Terapia genica efficace per la cura di una malattia rara del fegato. I risultati dello studio, condotto al Papa Giovanni di Bergamo, pubblicato dal “New England Journal of Medicine”
Bergamo, 17 agosto 2023 – Lo studio clinico, pubblicato sul “New England Journal of Medicine”, dimostra, per la prima volta al mondo, l’efficacia della terapia genica nelle malattie del fegato, come la sindrome di Crigler-Najjar, malattia genetica, ultra-rara, che impedisce all’organismo di eliminare la bilirubina. L’unica terapia risolutiva per tenere sotto controllo questa sostanza, tossica ad alte concentrazioni per l’organismo e causa di danni cerebrali irreversibili, è finora il trapianto di fegato. La correzione del difetto genetico persiste a oltre un anno e mezzo dal trattamento.
L’ospedale Papa Giovanni XXIII, sperimentatore principale del trial clinico e primo autore dello studio.
Il dato più rilevante che emerge dallo studio è che per tre pazienti, trattate con la dose più alta due anni fa dai medici dell’ospedale Papa Giovanni XXIII di Bergamo, è stata dimostrata l’efficacia nel correggere la malattia. Non più costrette a sottoporsi di notte alle lampade a raggi ultravioletti per ridurre i livelli di bilirubina in eccesso, per queste pazienti è iniziata una nuova vita senza ‘luce blu’. Le pazienti sono state curate da un’equipe guidata da Lorenzo D’Antiga, Direttore della Pediatria dell’ospedale Papa Giovanni XXIII, sperimentatore principale del trial clinico e primo autore dello studio.
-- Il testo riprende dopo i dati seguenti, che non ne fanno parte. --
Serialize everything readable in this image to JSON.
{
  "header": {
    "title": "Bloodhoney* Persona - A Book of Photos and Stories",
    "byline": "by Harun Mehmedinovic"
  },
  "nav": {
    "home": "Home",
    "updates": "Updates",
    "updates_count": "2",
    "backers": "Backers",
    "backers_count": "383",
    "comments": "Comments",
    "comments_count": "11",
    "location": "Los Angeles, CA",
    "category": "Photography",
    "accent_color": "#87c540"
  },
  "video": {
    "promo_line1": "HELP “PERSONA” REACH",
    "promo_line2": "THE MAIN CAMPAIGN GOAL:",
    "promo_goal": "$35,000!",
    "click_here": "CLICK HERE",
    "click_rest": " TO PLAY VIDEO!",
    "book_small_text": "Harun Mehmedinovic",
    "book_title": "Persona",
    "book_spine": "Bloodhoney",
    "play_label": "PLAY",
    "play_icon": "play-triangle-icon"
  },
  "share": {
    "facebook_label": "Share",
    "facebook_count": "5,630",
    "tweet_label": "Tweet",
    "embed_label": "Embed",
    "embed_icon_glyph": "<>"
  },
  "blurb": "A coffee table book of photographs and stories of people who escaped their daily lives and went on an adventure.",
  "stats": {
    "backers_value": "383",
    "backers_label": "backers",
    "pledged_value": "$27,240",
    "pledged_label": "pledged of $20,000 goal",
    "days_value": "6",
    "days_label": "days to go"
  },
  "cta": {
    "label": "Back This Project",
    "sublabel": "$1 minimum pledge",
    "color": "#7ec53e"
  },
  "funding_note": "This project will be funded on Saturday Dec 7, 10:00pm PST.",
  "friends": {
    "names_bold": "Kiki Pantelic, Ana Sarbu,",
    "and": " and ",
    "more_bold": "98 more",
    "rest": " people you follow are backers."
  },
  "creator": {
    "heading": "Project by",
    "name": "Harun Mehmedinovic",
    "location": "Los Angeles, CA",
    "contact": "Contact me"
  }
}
La terapia costituita da un virus, chiamato “adeno-associato
La terapia si avvale di un virus innocuo, svuotato del suo corredo genetico e sostituito con il gene da correggere. Il virus, chiamato in gergo tecnico “adeno-associato”, entra nelle cellule epatiche, raggiunge il nucleo e libera il piccolo frammento genetico che va a posizionarsi accanto al DNA della paziente, senza modificarlo. Da questo momento il ‘gene terapeutico’ inizia a produrre la proteina che i cromosomi originari non erano in grado di sintetizzare, a causa della mutazione che determina la malattia.
Le dichiarazioni
“Lo studio ha dimostrato il ripristino dell’espressione del gene UGT1A1, responsabile della sindrome – spiega Lorenzo D’Antiga (in foto), direttore della Pediatria dell’ospedale Papa Giovanni XXIII, sperimentatore principale del trial clinico e primo autore dello studio – e un’ampia riduzione dei livelli di bilirubina, rimasta al di sotto del livello tossico per 80 settimane o più dal giorno del trattamento. Siamo di fronte alla prima prova in assoluto dell’efficacia sull’essere umano di una terapia genica in una malattia metabolica del fegato. Questa terapia potrà in futuro scongiurare il trapianto di fegato – prosegue – l’unica soluzione definitiva per i pazienti con la sindrome di Crigler-Najjar. I risultati sono entusiasmanti e ci spingono a proseguire il progetto in rete con i nostri partner internazionali. Ora puntiamo anche a nuove sperimentazioni sulle malattie genetiche del fegato,” aggiunge D’Antiga.
“Il nostro Ospedale – commenta Fabio Pezzoli (in foto), direttore sanitario dell’ASST Papa Giovanni XXIII – crede nelle terapie avanzate come parte integrante di un processo di continuo miglioramento dell’efficacia dell’attività clinica per i nostri pazienti. Il Papa Giovanni XXIII, anche grazie ad una intensa attività clinica e di ricerca nel settore dei trapianti – prosegue – è tra i centri di riferimento in Europa per la cura delle malattie epatiche nei bambini, comprese quelle rare, che hanno impatti devastanti sulla vita dei bambini e delle loro famiglie.”
Maria Beatrice Stasi (in foto), direttore generale della ASST Papa Giovanni XXIII, dichiara: “La ricerca si conferma tra i principali asset strategici del nostro Ospedale, come evidenziato nel nostro Piano Organizzativo Strategico. La numerosità e la rilevanza della ricerca svolta dai nostri clinici – continua Stasi – trova anche con questa prestigiosa pubblicazione una ulteriore conferma delle competenze in nostro possesso e dell’impegno ogni giorno profuso per il progresso della medicina e per la cura delle patologie più severe quali facce d’una stessa medaglia.”